Sono diversi i siti in cui il controllo della temperatura è affidato alle guardie giurate, dagli aeroporti ai centri commerciali, alle tende di prefiltraggio negli ospedali, dove a volte è chiesto loro anche di fare domande sullo stato di salute dei cittadini che si presentano. I confini tra i ruoli si fanno labili anche alla Rems – Residenza per l’esecuzione delle misure di sicurezza - dove lavora Giuseppe, a Trani, un vecchio ospedale del quale restano degli ambulatori e il reparto per detenuti con problemi psichiatrici. “Ci sarebbero dovute essere delle guardie carcerarie dove lavoro. Non abbiamo una qualifica vera e propria, ma quando c’è un problema diventiamo per tutti gli sceriffi con la pistola”. Niente di tutto questo nei giorni del virus, il problema adesso è la scarsa protezione. “Dpi non ne abbiamo, ci hanno dato una sola mascherina chirurgica all’inizio dell’emergenza, io ne uso una che mi ha confezionato mia suocera. E poi c’è il collega all’ingresso, chiuso in un gabbiotto di un metro, costretto a usare lo stesso bagno destinato al pubblico”.
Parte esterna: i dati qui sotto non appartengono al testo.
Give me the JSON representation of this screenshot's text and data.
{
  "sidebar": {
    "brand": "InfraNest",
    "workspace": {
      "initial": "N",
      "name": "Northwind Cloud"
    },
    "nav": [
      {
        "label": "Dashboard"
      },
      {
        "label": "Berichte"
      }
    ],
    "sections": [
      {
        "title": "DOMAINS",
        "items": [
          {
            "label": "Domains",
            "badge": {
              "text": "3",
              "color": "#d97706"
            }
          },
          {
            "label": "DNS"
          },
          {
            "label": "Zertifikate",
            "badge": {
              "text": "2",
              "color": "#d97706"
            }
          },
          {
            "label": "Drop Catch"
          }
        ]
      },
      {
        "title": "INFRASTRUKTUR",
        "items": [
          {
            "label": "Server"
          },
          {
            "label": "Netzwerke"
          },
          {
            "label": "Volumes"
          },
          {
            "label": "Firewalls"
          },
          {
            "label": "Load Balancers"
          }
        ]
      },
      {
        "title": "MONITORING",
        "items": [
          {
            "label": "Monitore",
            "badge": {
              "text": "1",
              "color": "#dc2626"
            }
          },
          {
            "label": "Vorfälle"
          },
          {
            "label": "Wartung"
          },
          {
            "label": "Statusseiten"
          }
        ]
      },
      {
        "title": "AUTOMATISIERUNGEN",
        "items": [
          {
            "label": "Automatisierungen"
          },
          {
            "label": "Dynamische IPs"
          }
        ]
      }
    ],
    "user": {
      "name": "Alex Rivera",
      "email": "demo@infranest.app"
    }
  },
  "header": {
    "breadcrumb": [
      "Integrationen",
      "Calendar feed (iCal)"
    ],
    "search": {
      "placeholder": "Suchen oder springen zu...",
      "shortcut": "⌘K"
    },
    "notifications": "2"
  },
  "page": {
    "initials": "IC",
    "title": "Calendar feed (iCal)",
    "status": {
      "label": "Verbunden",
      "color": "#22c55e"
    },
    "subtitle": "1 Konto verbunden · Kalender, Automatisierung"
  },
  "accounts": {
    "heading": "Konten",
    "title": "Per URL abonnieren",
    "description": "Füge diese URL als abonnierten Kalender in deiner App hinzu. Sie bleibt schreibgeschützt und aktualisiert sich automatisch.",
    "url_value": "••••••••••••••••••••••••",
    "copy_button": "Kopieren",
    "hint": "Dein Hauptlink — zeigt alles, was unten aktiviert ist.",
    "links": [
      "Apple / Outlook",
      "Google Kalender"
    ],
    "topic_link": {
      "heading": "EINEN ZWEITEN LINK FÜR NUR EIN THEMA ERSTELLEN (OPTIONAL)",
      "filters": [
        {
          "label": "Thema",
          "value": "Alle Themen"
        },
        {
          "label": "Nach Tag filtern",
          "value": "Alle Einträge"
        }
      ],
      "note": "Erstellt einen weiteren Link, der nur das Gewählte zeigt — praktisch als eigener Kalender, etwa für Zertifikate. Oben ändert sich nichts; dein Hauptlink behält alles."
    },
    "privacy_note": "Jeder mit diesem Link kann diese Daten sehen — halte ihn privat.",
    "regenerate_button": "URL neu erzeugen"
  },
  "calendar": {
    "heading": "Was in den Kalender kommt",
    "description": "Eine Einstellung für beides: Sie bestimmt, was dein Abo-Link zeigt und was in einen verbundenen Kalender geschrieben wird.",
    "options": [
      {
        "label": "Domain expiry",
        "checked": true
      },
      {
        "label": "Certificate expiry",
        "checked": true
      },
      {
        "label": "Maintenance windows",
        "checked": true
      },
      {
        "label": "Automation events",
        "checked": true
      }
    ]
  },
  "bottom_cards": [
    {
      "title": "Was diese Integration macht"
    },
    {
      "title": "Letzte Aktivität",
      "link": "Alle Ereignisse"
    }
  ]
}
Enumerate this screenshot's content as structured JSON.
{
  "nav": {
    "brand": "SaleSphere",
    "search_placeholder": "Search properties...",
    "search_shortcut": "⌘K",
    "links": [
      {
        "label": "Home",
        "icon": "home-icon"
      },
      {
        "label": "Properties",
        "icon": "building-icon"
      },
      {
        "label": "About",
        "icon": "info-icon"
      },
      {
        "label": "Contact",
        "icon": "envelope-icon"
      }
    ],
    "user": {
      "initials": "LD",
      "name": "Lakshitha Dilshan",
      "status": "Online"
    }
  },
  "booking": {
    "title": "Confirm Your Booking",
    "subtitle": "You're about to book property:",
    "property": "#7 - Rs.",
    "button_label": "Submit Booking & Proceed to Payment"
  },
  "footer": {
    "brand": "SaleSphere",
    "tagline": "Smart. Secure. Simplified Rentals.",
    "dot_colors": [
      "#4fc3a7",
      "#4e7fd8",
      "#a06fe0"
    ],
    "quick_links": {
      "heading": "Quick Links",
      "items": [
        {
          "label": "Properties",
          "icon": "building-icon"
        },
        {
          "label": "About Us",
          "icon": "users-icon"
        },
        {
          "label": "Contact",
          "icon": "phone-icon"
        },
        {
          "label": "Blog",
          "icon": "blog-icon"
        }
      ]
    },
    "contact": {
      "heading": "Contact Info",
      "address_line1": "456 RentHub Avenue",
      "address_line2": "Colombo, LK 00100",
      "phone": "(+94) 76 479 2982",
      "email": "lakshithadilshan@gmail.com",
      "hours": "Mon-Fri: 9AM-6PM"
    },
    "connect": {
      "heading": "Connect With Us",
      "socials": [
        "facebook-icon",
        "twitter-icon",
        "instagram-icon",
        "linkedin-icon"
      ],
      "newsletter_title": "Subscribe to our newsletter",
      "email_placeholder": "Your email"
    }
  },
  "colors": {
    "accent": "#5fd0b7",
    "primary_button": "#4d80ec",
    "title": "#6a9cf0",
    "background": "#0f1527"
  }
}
Le guardie giurate ci sono, sono tante e sono senza dubbio essenziali, duttili e flessibili. Anche nei giorni convulsi e spiazzanti dell’emergenza Coronavirus il profilo identitario della professione, sempre più incerto, cerca il proprio riconoscimento: che significa adesso, in primo luogo, tutela della sicurezza dei lavoratori.